At the episode-of-care level, however, patient- reported outcomes become relevant, says de Brantes. “Patient-reported outcomes for a hospitalization is an oxymoron. But a patient-reported outcome for the management of a chronic condition or a specific treatment or a procedure—that means something. That’s a unit of measurement.”

De Brantes adds, “What matters to patients—which is, ‘How I was treated for a specific health care need’—also matters to the frontline clinician. That is what we should be getting to.”

Where we wind up, of course, depends largely on the fate of the ACA. Wholesale repeal of VBP’s enabling legislation would have effectively ended the program, along with the Bundled Payment for Care Improvement Initiative, the Readmissions Reduction Program, and health systems’ financial responsibility for hospital-acquired infections. With the failure of the House Republicans’ American Health Care Act, it’s unclear whether the Trump administration will prop up the ACA or undo it. If the ACA dies a death by a thousand cuts, then any of those programs could be shelved, modified, or combined . la the physician programs that were rolled into MACRA.

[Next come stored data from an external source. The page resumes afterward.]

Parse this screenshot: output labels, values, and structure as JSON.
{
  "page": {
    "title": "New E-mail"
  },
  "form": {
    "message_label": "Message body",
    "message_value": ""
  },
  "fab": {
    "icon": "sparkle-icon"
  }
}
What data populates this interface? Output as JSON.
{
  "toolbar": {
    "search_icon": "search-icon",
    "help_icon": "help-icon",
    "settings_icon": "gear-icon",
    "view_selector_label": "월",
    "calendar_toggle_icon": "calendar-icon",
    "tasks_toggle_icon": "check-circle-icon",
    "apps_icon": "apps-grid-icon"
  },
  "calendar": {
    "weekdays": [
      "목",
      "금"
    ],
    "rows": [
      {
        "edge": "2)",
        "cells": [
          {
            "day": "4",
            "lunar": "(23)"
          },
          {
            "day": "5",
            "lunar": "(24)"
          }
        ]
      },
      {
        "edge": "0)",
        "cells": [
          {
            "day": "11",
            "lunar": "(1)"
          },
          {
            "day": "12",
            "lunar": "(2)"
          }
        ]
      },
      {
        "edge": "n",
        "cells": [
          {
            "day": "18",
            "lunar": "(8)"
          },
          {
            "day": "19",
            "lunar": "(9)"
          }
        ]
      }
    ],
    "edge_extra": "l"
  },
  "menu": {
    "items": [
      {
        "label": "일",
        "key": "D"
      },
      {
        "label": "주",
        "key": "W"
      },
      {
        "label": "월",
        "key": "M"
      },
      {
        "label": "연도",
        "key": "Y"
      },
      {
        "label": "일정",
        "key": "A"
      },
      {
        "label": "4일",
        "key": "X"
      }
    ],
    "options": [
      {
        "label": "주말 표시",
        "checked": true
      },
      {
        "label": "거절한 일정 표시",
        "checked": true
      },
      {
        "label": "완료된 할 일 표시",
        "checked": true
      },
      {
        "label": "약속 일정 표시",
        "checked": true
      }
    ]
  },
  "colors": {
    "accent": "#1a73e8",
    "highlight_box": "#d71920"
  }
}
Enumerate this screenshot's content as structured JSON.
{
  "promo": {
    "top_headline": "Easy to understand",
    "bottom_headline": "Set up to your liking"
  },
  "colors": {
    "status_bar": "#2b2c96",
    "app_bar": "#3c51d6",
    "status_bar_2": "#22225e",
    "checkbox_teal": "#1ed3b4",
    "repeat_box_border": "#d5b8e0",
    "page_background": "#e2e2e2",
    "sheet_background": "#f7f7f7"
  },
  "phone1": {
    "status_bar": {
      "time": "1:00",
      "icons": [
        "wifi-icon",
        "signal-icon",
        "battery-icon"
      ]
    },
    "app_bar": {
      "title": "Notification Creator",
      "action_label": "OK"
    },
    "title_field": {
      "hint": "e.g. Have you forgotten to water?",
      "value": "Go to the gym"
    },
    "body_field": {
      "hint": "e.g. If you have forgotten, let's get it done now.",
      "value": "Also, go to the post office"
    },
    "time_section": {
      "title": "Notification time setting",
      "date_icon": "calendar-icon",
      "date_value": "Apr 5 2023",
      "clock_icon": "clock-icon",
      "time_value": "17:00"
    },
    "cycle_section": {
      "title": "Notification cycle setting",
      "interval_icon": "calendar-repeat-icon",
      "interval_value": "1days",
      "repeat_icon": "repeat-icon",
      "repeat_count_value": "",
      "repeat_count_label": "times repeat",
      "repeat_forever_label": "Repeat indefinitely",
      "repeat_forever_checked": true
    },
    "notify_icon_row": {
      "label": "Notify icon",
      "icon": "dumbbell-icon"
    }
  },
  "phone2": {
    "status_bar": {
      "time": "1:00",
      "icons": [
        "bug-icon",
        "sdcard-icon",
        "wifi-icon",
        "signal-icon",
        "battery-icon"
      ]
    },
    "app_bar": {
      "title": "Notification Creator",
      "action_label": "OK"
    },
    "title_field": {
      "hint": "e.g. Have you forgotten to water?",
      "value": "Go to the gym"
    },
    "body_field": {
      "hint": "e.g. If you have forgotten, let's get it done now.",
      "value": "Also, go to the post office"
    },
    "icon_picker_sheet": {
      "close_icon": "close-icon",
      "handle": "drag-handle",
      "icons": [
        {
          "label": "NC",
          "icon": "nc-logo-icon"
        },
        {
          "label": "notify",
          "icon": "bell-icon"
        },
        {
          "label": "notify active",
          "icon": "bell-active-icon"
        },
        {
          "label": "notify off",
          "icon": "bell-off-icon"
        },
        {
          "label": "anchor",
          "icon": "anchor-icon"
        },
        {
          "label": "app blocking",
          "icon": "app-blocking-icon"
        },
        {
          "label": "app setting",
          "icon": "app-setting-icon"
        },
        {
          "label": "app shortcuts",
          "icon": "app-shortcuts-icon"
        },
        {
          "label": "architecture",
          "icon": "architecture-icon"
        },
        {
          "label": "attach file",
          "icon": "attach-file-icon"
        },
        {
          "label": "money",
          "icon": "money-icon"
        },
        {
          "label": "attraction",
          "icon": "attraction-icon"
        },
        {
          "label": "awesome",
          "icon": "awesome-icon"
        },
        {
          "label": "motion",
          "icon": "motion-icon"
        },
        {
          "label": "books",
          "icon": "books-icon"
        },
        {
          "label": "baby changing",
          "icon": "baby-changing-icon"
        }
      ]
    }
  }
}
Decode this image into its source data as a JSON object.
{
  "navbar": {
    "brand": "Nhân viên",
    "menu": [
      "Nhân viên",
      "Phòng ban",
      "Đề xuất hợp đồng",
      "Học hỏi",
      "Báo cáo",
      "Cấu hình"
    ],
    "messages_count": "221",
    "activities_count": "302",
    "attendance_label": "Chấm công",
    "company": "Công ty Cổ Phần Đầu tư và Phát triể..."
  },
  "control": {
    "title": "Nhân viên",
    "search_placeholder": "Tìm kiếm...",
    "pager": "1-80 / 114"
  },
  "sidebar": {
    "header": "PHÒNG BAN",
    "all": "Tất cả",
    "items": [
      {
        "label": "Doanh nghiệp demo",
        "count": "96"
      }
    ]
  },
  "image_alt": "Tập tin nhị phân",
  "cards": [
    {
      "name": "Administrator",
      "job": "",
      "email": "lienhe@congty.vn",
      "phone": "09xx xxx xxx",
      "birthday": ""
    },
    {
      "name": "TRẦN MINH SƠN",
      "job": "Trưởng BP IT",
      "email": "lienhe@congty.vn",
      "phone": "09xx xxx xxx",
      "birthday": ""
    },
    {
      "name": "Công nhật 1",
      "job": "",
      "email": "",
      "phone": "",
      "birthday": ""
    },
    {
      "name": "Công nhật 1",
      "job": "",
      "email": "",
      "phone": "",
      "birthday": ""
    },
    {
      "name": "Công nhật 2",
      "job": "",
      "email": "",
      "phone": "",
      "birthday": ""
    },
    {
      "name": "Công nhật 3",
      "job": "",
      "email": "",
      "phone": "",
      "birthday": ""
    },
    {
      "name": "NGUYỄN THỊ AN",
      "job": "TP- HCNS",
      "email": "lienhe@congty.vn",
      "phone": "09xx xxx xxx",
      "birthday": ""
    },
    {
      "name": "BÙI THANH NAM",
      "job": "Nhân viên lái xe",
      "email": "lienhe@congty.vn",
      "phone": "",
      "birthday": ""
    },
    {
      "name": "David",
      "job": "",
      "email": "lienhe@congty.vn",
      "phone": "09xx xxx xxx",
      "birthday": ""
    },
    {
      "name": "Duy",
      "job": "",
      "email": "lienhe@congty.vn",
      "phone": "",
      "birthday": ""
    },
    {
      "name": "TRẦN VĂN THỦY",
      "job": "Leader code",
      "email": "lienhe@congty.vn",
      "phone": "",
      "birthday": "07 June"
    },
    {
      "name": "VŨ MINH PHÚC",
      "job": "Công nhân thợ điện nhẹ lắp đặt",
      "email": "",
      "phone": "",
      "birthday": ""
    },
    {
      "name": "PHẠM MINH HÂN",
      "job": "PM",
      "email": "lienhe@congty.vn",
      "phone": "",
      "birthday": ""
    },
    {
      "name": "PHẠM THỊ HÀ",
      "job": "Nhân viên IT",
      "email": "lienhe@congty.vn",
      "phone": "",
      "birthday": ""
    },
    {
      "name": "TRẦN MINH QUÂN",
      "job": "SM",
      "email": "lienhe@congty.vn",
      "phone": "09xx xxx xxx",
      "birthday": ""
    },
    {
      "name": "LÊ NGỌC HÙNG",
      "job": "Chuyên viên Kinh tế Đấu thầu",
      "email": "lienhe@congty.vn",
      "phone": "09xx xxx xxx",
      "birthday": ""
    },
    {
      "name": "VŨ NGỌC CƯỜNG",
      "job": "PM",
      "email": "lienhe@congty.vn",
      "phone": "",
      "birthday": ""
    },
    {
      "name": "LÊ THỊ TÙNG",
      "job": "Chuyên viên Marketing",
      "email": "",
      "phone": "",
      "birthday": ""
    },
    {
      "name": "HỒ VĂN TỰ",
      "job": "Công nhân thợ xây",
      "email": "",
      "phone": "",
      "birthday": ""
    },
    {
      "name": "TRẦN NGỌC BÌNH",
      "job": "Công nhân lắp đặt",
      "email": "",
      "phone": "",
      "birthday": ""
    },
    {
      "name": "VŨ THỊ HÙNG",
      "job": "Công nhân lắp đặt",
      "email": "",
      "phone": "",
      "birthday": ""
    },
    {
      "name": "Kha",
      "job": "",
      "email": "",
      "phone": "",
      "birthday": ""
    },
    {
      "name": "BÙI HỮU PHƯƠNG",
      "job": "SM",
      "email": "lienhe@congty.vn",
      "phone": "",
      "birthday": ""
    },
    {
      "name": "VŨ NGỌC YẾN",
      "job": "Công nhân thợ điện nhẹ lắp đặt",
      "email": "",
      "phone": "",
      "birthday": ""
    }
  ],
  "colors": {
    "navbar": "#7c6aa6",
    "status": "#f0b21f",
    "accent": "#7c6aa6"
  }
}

VBP: 5 years of middling results

After five years, rewards and penalties to hospitals under the Value-based Purchasing Program suggest no discernible trends in overall performance.

Take a little here, give a little there

Average rewards and penalties in the VBP program remain below 1%. For a handful of top-performing hospitals, bonuses have grown beyond the amount CMS withholds, but nobody has yet to feel the sting of losing it all.

Who cares about 2%, anyway?

Reacting last November to the latest round of lackluster VBP results, many hospital administrators said the financial swing isn’t material enough to get excited about the program. VBP withholds 2% of hospitals’ DRG-based reimbursement and divvies up the pot to hospitals on the basis of quality scores.

Interestingly, 2% was also the threshold for the Premier Hospital Quality Incentive Demonstration, the model for VBP. Most commercial pay-for-performance programs also use 2%, says François de Brantes, vice president and director of the Center for Payment Innovation at Altarum Institute. “Why is it that they are all 2%?” he asks.

Finding no justification for 2% in the literature, de Brantes talked with a few knowledgeable people and learned that anything over 2% was difficult to get CFO or actuary approval to implement. One percent wasn’t enough to get anyone interested. So, 2% fell into common use.

But de Brantes and others argue that a 2% ceiling on penalties doesn’t garner much interest, either—especially in VBP, where payment adjustments average closer to one half of one percent. In a February article in JAMA Forum, Ashish Jha, MD, at Harvard’s T.H. Chan School of Public Health, wrote, “Why pay high-mortality hospitals 99.6% as much as low-mortality hospitals? Incentives that put 5% or even 10% of a hospital’s Medicare payments at risk would ensure hospitals pay attention.”